JethroB
Veteran Member
- Joined
- May 19, 2020
- Messages
- 2,148
- Location
- Really Deep Southeast
- Tractor
- Kubota L5460 HSTC Cab, MF 135 Diesel
Barefoot and working a pitchfork. That girl has skills & confidence. :thumbsup:
I've seen those before and they really are impressive especially for maintaining a hillside lawn or possibly the bank of a highway. The thing I can't understand is how it's cost effective to cut hay on the side of a mountain.
A video was posted on those walk behinds a couple years ago. A couple things impressed me. Why would you want to cut such steep slopes.
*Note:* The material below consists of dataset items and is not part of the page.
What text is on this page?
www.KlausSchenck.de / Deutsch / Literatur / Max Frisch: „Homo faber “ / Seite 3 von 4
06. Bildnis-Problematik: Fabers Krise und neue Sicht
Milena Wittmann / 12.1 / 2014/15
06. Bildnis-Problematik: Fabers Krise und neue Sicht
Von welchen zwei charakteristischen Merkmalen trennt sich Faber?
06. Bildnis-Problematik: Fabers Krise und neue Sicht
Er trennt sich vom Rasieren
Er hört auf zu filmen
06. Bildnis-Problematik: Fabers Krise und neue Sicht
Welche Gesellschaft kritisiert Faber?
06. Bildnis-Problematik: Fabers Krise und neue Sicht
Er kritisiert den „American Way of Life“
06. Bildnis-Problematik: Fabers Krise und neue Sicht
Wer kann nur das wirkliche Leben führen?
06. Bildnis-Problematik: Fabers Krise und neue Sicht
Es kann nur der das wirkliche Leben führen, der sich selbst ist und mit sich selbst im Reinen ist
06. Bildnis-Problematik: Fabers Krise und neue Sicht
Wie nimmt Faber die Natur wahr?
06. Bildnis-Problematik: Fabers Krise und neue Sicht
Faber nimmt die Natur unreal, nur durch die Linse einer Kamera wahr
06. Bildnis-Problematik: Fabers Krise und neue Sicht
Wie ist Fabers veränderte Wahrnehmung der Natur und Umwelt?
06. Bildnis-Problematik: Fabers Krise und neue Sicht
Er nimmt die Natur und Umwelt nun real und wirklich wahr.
No old fat men running those machines. They are UBER expensive.
If the idea is to harvest hay - save $$$$ - just turn your farm animals loose on these slopes.
I guess it is because - it's the only land available and winter feeding does require summer harvest.
And if you wonder how the bale the hay on those slopes. Here is one way of doing it.
Other times, they use Lindner tractors, which could be considered lowered tractors and fit them with duals.
That and a lot of European cattle never see a pasture. They have adopted the model of hauling all the feed into them and the manure away - one of the stupidest models ever made because not only do you add a lot of cost to control a little waste but you also lose many of the natural processes that replenish the soil, breakdown plant matter, control disease, etc. Fortunately some recent research has shown this to be true but if you listen to the guy who led the research he tells you do not do what the Europeans did because they ruined their land and then came to the Americas to find new land to ruin with their awful methods.
In the Alps the young cows summered in the high meadows and the milk cows only confined to open barns in winter... after evening milking out to pasture until returning for morning milking... all summer long.
The first time out in Spring the cows get quite frisky...
The cows actually line up to go in for milking... just a single strand of hot wire keeping the herd in pasture.
Pastures rotated and manure spread on hayfields... very organic and no added chemicals... typical of small alpine family farms...
Every blade of grass valued in addition to pride of ownership... no one uses Green Waste for grass... grass not used for feed is composted...
Hundreds of years same small family farms so no ruined land and yields maintained... it's a balance as land is too valuable and traditions run deep.